Na sygnale Żywiec Oświęcim

Do więzienia iść nie chcieli – i tak do niego trafili

Fot. Marcin Płużek

Okres świąteczno-noworoczny to czas, gdy policjanci zajmujący się tropieniem poszukiwanych osób mają zazwyczaj pełne ręce roboty. Tęsknota za bliskim czy chęć spędzenia świąt z rodziną sprawia, że wiele z poszukiwanych przez sądy osób pojawia się w swoich domach.

W ten sposób wraz  z nowym rokiem trafiło za kraty kolejnych dwóch poszukiwanych.

Pierwszego namierzyli i zatrzymali policjanci z Rajczy.  41-letni mężczyzna był poszukiwany przez żywiecki sąd, w celu odbycia zasądzonej mu wcześniej kary jednego roku pozbawienia wolności. Zaraz po zatrzymaniu – informuje policja – mężczyzna trafił do aresztu śledczego.

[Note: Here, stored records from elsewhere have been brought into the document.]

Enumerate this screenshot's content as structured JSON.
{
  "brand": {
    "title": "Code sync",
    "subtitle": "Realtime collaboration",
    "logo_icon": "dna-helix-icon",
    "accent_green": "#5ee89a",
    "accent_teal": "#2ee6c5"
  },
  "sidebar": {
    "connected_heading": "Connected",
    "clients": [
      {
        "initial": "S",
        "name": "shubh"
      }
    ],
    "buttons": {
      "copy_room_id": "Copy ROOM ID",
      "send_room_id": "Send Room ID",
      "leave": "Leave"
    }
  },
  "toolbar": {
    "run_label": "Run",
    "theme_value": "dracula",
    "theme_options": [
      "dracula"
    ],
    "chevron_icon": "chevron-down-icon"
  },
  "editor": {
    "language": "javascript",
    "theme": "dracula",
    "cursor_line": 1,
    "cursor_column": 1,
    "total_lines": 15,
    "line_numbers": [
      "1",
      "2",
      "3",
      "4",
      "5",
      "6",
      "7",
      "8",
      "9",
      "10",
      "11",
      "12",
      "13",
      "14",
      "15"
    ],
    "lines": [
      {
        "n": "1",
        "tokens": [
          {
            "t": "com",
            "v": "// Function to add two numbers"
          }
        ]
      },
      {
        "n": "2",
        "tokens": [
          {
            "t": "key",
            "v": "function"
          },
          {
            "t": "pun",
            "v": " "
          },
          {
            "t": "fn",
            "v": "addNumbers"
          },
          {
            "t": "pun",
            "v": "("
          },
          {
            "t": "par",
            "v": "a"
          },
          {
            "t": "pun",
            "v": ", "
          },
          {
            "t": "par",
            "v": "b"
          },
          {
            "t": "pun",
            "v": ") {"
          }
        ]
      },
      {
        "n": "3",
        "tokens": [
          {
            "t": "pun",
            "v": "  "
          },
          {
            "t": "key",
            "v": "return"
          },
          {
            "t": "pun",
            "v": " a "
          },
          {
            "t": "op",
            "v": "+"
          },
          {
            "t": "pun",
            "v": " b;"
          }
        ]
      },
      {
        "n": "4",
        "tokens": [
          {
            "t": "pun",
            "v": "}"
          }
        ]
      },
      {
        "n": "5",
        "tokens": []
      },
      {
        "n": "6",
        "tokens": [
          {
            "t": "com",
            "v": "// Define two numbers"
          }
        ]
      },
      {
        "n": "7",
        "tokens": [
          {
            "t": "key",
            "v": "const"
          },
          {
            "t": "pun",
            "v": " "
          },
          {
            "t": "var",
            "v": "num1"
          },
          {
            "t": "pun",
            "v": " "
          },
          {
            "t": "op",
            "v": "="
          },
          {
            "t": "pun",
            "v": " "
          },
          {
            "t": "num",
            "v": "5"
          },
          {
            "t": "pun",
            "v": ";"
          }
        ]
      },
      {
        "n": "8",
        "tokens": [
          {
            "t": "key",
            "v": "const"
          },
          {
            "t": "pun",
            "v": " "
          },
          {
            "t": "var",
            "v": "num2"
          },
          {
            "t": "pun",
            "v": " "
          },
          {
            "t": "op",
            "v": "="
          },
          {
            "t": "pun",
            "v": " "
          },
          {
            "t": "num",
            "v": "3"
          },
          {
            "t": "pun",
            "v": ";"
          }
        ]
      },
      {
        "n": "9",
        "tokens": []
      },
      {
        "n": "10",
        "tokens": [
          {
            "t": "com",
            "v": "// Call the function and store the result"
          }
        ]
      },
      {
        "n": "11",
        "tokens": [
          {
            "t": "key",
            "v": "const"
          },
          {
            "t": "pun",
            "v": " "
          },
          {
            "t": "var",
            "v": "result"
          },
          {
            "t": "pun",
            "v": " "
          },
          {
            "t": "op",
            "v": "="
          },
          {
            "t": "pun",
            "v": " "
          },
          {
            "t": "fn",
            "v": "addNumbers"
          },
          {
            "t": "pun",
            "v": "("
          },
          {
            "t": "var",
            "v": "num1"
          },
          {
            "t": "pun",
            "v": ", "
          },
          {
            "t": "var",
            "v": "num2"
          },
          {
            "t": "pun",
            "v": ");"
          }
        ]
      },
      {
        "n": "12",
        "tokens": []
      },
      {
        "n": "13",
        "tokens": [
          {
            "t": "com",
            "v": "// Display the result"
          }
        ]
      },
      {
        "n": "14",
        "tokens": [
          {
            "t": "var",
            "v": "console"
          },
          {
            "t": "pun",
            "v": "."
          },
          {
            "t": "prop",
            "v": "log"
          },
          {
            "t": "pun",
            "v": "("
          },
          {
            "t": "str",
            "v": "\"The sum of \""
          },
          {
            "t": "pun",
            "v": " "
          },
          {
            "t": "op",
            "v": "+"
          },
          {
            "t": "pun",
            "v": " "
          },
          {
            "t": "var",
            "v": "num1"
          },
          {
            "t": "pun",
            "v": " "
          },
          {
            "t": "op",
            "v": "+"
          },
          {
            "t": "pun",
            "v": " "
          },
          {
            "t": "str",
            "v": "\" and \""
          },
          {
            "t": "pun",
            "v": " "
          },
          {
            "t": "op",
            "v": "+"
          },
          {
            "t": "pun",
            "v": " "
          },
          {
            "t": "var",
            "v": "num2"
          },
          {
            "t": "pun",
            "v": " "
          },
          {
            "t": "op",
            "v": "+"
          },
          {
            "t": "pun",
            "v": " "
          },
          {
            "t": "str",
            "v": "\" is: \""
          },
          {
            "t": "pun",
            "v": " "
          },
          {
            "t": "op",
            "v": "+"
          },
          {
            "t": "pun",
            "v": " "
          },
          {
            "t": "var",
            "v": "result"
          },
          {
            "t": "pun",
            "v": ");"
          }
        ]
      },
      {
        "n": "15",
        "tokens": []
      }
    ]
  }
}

Kolejnego zatrzymania osoby poszukiwanej dokonali policjanci z Oświęcimia. Pomogli im w tym… strażacy. Funkcjonariusze ustalili, że w jednym z oświęcimskich mieszkań ukrywa się poszukiwany aż przez dwa sądy 29–latek. Aby uniemożliwić mu ucieczkę kamienica, w której przebywał, została obstawiona przez policję. Gdy mundurowi zapukali do drzwi mieszkania, ukrywający się nim mężczyzna stwierdził, że w pomieszczeniu nie ma żadnego poszukiwanego, a on nie może im otworzyć, bo nie ma kluczy. Na miejsce wezwano więc strażaków, aby ci wyważyli drzwi. Okazało się to jednak niepotrzebne. Mężczyzna widząc, że jest w potrzasku, nagle odnalazł klucze, i otworzył policjantom drzwi. – Po wylegitymowaniu potwierdziło się, że jest to osoba poszukiwaną przez sąd w Kwidzynie oraz w Oświęcimiu do odbycia kary 30 miesięcy pozbawienia wolności za kradzieże i włamania – informuje oświęcimska policja dodając, iż nazajutrz zatrzymany został przewieziony i osadzony w jednym z zakładów karnych.